Каждый раз, вспоминая о Кеворкове, приходит в голову выражение: караул, убивают!

Кеворков командирован в Карабах, чтобы превратить его в сплошной Агулис.

Здесь дело даже не в Карабахе, не в опасности грозящей его жителям, Может случиться более страшное, непоправимое. Что значит постоянно вытравлять из человека человеческое, Постоянно оглушать его окриком, пинком пониже пояса, унижать физически и морально, лишив его права думать, мыслить самостоятельно, решать за него, что плохо, а что хорошо? Куда ведёт такая линия, если мысленно провести её дальше? А занасёт, можете в этом не сомневаться, в затхлое болото, откуда нет выхода: живому существу не дышать.
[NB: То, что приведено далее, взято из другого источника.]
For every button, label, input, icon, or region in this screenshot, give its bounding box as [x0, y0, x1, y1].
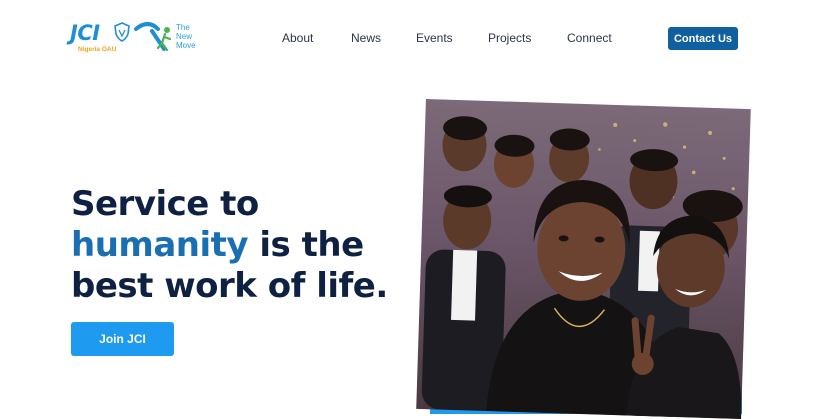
logo-tagline-line: New — [176, 32, 193, 41]
hero-headline: Service to humanity is the best work of … — [71, 184, 421, 307]
shield-icon — [114, 22, 130, 42]
headline-accent: humanity — [71, 225, 249, 265]
headline-line-1: Service to — [71, 184, 259, 224]
logo-tagline-line: Move — [176, 41, 196, 50]
nav-link-news[interactable]: News — [351, 31, 381, 45]
headline-line-2-rest: is the — [248, 225, 364, 265]
logo-tagline-line: The — [176, 23, 190, 32]
logo-chapter-text: Nigeria OAU — [78, 46, 117, 53]
nav-link-connect[interactable]: Connect — [567, 31, 612, 45]
join-jci-button[interactable]: Join JCI — [71, 322, 174, 356]
headline-line-3: best work of life. — [71, 266, 388, 306]
nav-link-about[interactable]: About — [282, 31, 313, 45]
nav-link-projects[interactable]: Projects — [488, 31, 531, 45]
group-photo-illustration — [421, 116, 743, 419]
contact-us-button[interactable]: Contact Us — [668, 27, 738, 50]
group-selfie-image — [416, 98, 751, 419]
logo-tagline: The New Move — [176, 23, 216, 50]
logo-brand-text: JCI — [70, 21, 100, 45]
site-logo[interactable]: JCI Nigeria OAU The New Move — [70, 21, 210, 55]
nav-link-events[interactable]: Events — [416, 31, 453, 45]
new-move-emblem-icon — [134, 22, 172, 52]
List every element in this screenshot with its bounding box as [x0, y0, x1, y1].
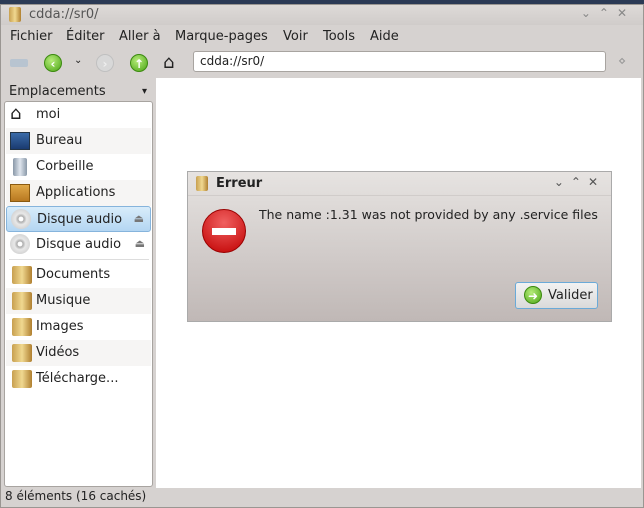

И загоняют тебя в это болото кеворковы. Им сподручнее, когда ты безликий, слепой исполнитель чужой воли, когда вопросы морали, чести и собственного достоинства отошли на второй план. Когда, зазубрив кучу лозунгов и цитат, ты не в силах переварить их.

Я понимаю, не в одном Кеворкове дело. Но, пока не свернёт на этом шею, он может сотворить много бед.

Цифры обвиняют

В 1923 г. в Карабахе проживало 175000 человек, из них армян – 93,2%.

Армянское население НКАО в 1970 г. по сравнению с 1923 годом сократилось на 36932 чел. То есть, на 24%, а азербайджанское население области увеличилось на 16179 человек или на 147,8%. Русское население в 1970 г. по сравнению с 1959 г. уменьшилось на 27,2%.

За доблесть и героизм в боях Отечественной войны 15000 ее участников были награждены боевыми медалями и орденами, 27 удостоились почётного звания Героя Советского Союза, а легендарный лётчик Нельсон Степанян – дважды.